FIG. 2 is a graph showing the correlation between the measurement results obtained by measuring 1,5-anhydroglucitol in serum samples using the quantification kit of the present invention and a commercially available quantification kit.

Claims (6)

[Claims] 1. A kit for quantifying 1,5-anhydroglucitol, which uses a body fluid as a sample, comprising: a) a pretreatment reagent which is a freeze-dried product, and a color reagent which is a freeze-dried product. It is composed of the respective solutions for dissolution of both reagents, and b) the coloring agent for detection is 2-hydrazono-2,3-dihydro-3-methyl-6-benzothiazole sulfonic acid, an aniline derivative, and peroxidase.
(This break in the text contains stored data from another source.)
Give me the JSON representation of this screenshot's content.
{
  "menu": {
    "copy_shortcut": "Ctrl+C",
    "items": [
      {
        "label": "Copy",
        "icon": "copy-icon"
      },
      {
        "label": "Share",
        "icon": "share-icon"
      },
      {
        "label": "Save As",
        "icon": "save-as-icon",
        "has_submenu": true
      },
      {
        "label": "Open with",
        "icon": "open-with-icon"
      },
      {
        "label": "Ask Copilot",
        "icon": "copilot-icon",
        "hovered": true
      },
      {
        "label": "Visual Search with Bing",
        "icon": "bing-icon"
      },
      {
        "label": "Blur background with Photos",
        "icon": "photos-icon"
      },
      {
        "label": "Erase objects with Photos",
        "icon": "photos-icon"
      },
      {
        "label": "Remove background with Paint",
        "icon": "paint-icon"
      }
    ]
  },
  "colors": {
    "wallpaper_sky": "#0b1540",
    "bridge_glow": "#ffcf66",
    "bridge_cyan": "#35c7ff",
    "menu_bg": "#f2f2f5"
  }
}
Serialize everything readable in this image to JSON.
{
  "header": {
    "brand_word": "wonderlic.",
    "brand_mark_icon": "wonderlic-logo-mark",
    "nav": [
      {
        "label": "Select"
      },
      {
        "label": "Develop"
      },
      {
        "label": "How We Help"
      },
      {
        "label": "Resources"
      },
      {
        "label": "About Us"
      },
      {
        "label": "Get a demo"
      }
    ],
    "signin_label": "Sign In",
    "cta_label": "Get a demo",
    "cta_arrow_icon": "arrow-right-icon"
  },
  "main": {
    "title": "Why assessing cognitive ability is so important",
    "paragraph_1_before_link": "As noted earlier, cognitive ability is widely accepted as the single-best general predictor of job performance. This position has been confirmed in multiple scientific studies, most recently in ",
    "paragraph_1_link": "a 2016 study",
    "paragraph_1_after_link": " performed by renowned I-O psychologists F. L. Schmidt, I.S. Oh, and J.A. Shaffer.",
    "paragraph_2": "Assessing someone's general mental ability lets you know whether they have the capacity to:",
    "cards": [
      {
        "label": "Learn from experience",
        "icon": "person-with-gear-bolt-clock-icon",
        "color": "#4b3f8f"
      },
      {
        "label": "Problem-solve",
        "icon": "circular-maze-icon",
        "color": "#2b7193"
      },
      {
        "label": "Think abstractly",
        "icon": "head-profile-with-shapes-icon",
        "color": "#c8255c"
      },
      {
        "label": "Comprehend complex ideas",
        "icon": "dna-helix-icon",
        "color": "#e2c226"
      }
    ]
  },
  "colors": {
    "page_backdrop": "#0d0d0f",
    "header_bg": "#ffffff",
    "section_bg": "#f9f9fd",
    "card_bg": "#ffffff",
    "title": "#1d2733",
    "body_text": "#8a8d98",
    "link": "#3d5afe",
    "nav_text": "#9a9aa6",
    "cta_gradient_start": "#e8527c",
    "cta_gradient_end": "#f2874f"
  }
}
And c) the enzyme for the color reagent is pyranose oxidase, d) the enzyme for the pretreatment reagent is an enzyme that converts the saccharides in the sample into a structure that does not react with the pyranose oxidase, and e) A kit for quantifying 1,5-anhydroglucitol, characterized in that one or more components of the above color former are combined with a pretreatment reagent or a color reagent. 2. The aniline derivative is N-ethyl-N- (3-sulfopropyl) -3-methoxyaniline, N-ethyl-N- (3-sulfopropyl) -3,5-dimethylaniline, N-ethyl- N- (2-hydroxy-3-sulfopropyl) -3-methylaniline, N-ethyl-N- (3-sulfopropyl) aniline, N-ethyl-N- (2-
Hydroxy-3-sulfopropyl) aniline and N-ethyl-N
The kit for quantifying 1,5-anhydroglucitol according to claim 1, which is selected from-(3-sulfopropyl) -3-aniline. 3. The method according to claim 1 or 2, wherein each of the lysing solutions for the pretreatment reagent and the coloring reagent is a buffer solution and has a pH of 5-9. A kit for quantifying 1,5-anhydroglucitol. 4. A kit for quantifying 1,5-anhydroglucitol in a body fluid, comprising: a) a pretreatment reagent which is a lyophilized product; and a color reagent which is a lyophilized product. It is composed of the respective solutions for dissolution of both reagents, and b) the coloring agent for detection is 2-hydrazono-2,3-dihydro-3-methyl-6-benzothiazole sulfonic acid, an aniline derivative, and peroxidase. And c) the enzyme for the color reagent is pyranose oxidase, d) the enzyme for the pretreatment reagent is an enzyme that converts the saccharides in the sample into a structure that does not react with the pyranose oxidase, and e) Use a kit in which one or more of the above color formers are combined with pretreatment or color reagents
In the method for quantifying 1,5-anhydroglucitol, the pretreatment reagent was dissolved in the lysis solution and added to the body fluid.
-React for 10 minutes, then add a solution of color reagent dissolved in the solution for reaction, and react for another 3-10 minutes,
The amount of change in absorbance per unit time during that period is measured, and the measured value is collated with standard calibration data, 1,5-
Determination of anhydroglucitol. 5. The method for quantifying 1,5-anhydroglucitol according to claim 4, wherein the pyranose oxidase concentration in the reaction solution is set to 2-20 U / ml. 6. The aniline derivative is N-ethyl-N- (3-sulfopropyl) -3-methoxyaniline, N-ethyl-N- (3-sulfopropyl) -3,5-dimethylaniline, N-ethyl- N- (2-hydroxy-3-sulfopropyl) -3-methylaniline, N-ethyl-N- (3-sulfopropyl) aniline, N-ethyl-N- (2-
Hydroxy-3-sulfopropyl) aniline and N-ethyl-N
It was selected from-(3-sulfopropyl) -3-aniline, and the concentration of aniline derivative in the reaction solution was 0.2-10 mM.
And the concentration of 2-hydrazono-2,3-dihydro-3-methyl-6-benzothiazole sulfonic acid is set to 0.1-5 mM, 1,5-An according to claim 4 or 5. Determination of hydroglucitol.